The Ge-detector determines the pulse-shape of the γ-ray which contains the information about the three-dimensional position of each individual interaction within the detector with the released energy in the interactions. The efficiency of the tracking array depends on these data. We must be able to compare the pulse-shapes to the respective shapes produced by charges each point to extract the position of the interaction. This is done experimentally using tightly collimated γ-ray sources with an external collimated detector for the Compton scattered coincidence. The conductivity of the Ge-detector influences the magnitude of the drift velocities and the angle between the electric field vector and the drift velocity. As a result the shape of the signal is directly influence because the Ge crystal is anisotropic with respect to the crystallographic axis direction. To determine the position of the interaction of the γ-ray one needs to consider the shapes of the induced real and mirror signals. The electrodes of the segment in which an interaction takes place are used to measure the real signals while mirror signals are measured on the neighboring segments where no interaction takes place.

Gamma-ray tracking
The high segmentation and the digital read out can be used to measure the mirror charges induced in the neighboring segments.  Using a pulse shape analysis of the signal, the interaction point can be estimated. 
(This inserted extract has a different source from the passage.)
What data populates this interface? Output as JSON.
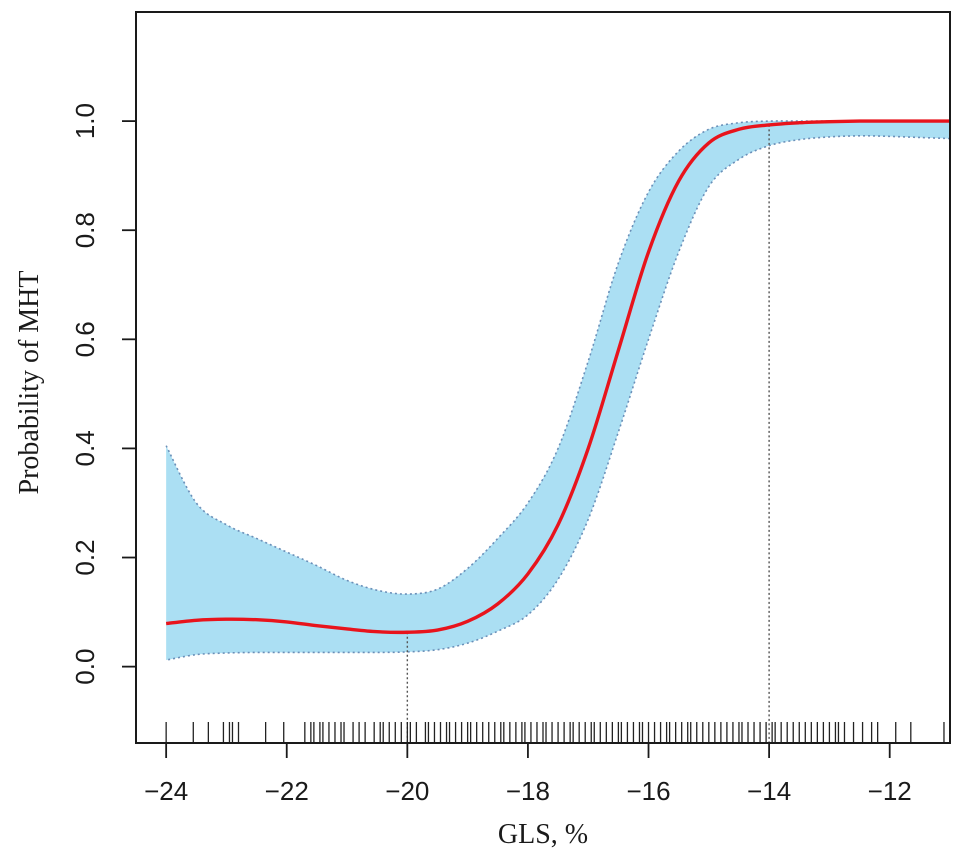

The path of the gamma-rays can be reconstructed using a tracking algorithm. 

Multi Geometry Simulation is one of the most developed packages for the analysis are uses multi step algorithm. As shown in the figure, results from the each stage of the calculation are stored in matrices which are later recalled to generate the pulse shape response which is determined by the charge carriers through the weighted field. The crystal volume is divided into cubic matrices for a given detector. For each position the values of the electrical potential, electric field and weighted field are calculated and the drift velocity matrices are calculated from the electric field matrix.
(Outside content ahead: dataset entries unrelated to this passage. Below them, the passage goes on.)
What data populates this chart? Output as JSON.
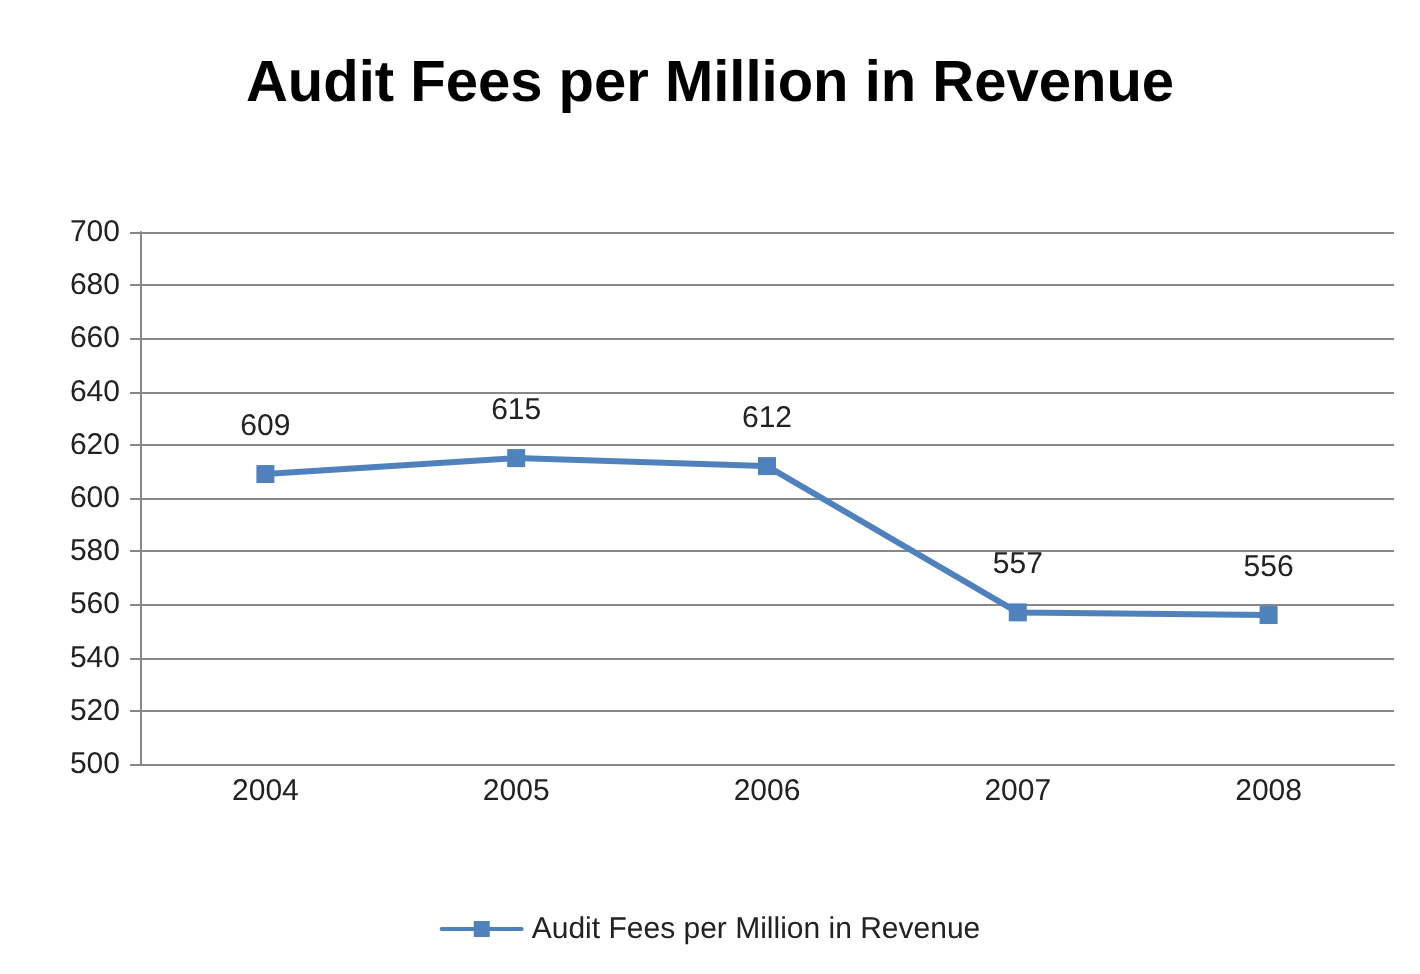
{
  "chart_data": {
    "type": "line",
    "title": "Audit Fees per Million in Revenue",
    "categories": [
      "2004",
      "2005",
      "2006",
      "2007",
      "2008"
    ],
    "series": [
      {
        "name": "Audit Fees per Million in Revenue",
        "color": "#4f81bd",
        "values": [
          609,
          615,
          612,
          557,
          556
        ]
      }
    ],
    "ylim": [
      500,
      700
    ],
    "yticks": [
      500,
      520,
      540,
      560,
      580,
      600,
      620,
      640,
      660,
      680,
      700
    ],
    "grid": "y",
    "legend": "bottom",
    "marker": "square",
    "data_labels": true
  }
}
The simulation of the pulse shape for the any arbitrary detector is shown in the figure 8. For a given detector, the crystal volume is divided into a cubic matrix of lattice sites. Values for the electric potential, electric field and weighting field are calculated at each position. The drift velocity matrices are calculated from the electric field matrix. The detector response for a given interaction site is calculated by tracking the trajectory of the charge carriers through the weighting field as shown in figure 8. The steps which should follow to compute the pulse shape response for a given interaction position in the detector volume are:

	Specify the detector geometry.
	Calculate the electric potential surfaces and electric field lines from the solution of the Poisson equation.
	Implement the charge carrier transport in a semiconductor medium.
	Calculate the trajectories of the charge carriers for arbitrary interaction positions.
	Apply Ramo’s [11] theorem to recover the charge at the contacts.
	Weight the potential and weight the field resolution.

Gamma-ray path reconstruction algorithm

Reconstructing the path of the γ-ray interaction is one of the main problems of the γ-ray tracking. There are several proposed methods for constructing the path of the γ-ray and two of them are dominating: the back tracking algorithm and clusterisation. The tracking performance is quite sensitive depending on the choice of the formula for the figure-of-merit so; different figures-of-merit have investigated in detail. The influence of the initial momentum of the Compton scattering on the reconstruction results are need to be investigated.

AGATA is the most efficient γ-ray tracking array ever developed and position sensitive Ge-detectors are the main concept for this. It is mentionable that the Composite Ge detectors were first developed for the EUROGAM spectrometer and it has been used many standard applications. The Encapsulated Ge detectors were developed for the EUROBALL spectrometer. The Segmented techniques are the latest of their combination and are used in AGATA.